Oysa doğru planlamalarla geçen 3 yılda ihtiyaç olan mevkilere yapılacak nokta transferler ile bu basit grupta şampiyonluğa oynayacakken şuan acaba kümede kalabilir miyiz hesabı yapılmakta ve kümede kalınırsa bu şartlarda başarı sayılacak. Transfer edilen bazı futbolcuların, daha doğru dürüst geldikleri takımlar da bile oynamamış olması sizce de düşündürücü değil midir? Hangi menejerlere paralar kazandırıldı acaba diye düşünmeden geçemiyor insan. Ekonomisi tam oturma mış Erzincan Refahiyespor, asla deneme tahtası değildir. Sezona şampiyonluk parolası ile girip bunları yapamazsınız, Ama ne yazık ki bütün gerçekler ortada.

Evet, bu yazı iyi niyetli bir uyarı yazısıdır. Mesaj çok açıktır: Uçurumun kenarında olan takımımızı yöneten insanlara " Daha çok çaba sarf ediniz." uyarısıdır. Bu takımın yıllar sonra nasıl çıktığını, direkt sorumluluk alarak içerisinde yer alan birisi olarak söylüyorum ki; bu takım düşerse bunun birinci sorumlusu, Başkan ve mevcut diğer yöneticilerdir. Bu kadar imkan sağlayan bir bakana , Valiliğe , Erzincan Belediyesine rağmen istenilen sonuçlar alınamıyorsa, şapkalarını önlerine koyup düşünmelidirler. Hatırla, gönülle şehri ilgilendiren bir mesele, asla vurdumduymaz bir halde kendi kaderine terk edilemez. Yöneticilik, sorumluluk alma ve aksayan yeri bularak tamir edip, gerektiğinde bütün zamanı o işin düzgün hale getirilmesi için harcama sanatıdır.

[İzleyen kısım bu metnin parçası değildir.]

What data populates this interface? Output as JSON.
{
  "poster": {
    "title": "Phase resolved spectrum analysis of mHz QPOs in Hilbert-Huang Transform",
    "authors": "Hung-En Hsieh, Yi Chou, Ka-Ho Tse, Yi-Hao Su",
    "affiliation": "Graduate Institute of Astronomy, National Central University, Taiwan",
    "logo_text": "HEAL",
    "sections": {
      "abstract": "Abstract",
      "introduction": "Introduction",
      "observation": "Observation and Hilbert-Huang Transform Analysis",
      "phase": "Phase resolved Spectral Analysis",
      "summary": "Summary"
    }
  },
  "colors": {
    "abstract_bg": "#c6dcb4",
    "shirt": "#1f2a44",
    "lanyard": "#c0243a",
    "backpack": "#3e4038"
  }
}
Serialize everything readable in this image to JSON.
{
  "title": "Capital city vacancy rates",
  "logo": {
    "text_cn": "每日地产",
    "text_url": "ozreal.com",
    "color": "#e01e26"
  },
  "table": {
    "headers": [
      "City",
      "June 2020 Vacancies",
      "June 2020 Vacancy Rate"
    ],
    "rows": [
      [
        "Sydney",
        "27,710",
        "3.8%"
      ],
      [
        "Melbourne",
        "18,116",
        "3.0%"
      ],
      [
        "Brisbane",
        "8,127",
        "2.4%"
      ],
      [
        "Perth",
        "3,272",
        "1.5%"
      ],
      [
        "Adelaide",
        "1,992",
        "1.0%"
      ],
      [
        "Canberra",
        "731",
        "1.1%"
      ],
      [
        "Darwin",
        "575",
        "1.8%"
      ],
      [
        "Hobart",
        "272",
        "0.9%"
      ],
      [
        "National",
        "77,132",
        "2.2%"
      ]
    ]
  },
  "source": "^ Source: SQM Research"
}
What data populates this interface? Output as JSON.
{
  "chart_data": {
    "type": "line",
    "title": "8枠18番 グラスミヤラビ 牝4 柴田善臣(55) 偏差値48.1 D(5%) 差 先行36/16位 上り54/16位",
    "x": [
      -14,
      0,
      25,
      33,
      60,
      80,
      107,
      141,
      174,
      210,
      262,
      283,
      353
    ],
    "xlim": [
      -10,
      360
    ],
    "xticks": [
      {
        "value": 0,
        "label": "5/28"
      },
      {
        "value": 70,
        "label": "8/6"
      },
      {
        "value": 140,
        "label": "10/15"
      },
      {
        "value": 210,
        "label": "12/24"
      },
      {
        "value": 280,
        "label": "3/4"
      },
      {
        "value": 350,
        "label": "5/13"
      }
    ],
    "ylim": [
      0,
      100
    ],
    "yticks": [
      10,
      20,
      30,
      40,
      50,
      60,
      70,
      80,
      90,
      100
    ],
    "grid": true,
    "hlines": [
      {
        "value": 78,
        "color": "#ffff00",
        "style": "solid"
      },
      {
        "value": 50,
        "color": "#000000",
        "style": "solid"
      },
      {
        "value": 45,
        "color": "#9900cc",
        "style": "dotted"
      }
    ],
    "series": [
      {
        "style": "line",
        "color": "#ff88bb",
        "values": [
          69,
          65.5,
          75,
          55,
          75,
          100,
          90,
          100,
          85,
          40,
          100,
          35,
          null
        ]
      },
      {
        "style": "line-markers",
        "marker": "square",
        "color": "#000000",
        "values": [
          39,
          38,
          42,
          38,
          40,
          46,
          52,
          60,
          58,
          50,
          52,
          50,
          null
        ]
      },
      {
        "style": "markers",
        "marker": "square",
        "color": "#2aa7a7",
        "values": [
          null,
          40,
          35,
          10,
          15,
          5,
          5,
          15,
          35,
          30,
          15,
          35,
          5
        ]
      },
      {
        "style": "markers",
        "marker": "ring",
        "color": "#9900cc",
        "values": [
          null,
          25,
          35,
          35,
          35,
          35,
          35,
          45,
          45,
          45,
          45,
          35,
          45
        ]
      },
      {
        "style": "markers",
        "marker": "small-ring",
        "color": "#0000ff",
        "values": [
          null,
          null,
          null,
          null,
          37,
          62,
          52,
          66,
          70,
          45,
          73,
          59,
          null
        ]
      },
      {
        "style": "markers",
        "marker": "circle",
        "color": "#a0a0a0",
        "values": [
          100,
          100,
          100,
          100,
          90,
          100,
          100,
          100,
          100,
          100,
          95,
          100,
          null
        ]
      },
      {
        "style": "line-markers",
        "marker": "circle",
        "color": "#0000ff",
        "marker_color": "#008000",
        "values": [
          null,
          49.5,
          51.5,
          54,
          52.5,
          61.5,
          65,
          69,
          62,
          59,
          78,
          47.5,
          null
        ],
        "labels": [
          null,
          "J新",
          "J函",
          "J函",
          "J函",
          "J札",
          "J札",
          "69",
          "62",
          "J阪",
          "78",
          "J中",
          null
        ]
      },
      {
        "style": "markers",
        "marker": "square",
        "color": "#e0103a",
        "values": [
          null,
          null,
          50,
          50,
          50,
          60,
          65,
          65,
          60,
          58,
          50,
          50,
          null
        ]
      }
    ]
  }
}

Lütfen herkes silkelenip kendine gelsin. Sadece kulübe sahip çıkmak ve popularitemiz devam etsin diye kulüpte yer almak veya başkan olmak bu şehre yapılan en büyük haksızlıktır. Eğer yöneticiler Biz çıkardık düşerse de bizimle düşsün zihniyetini taşıyorlarsa bu işe uygun olmadıklarının göstergesidir. Nihayetin de; Yöneticilik yapacak kişilerin, Ufku ve Vizyonu geniş olmalıdır.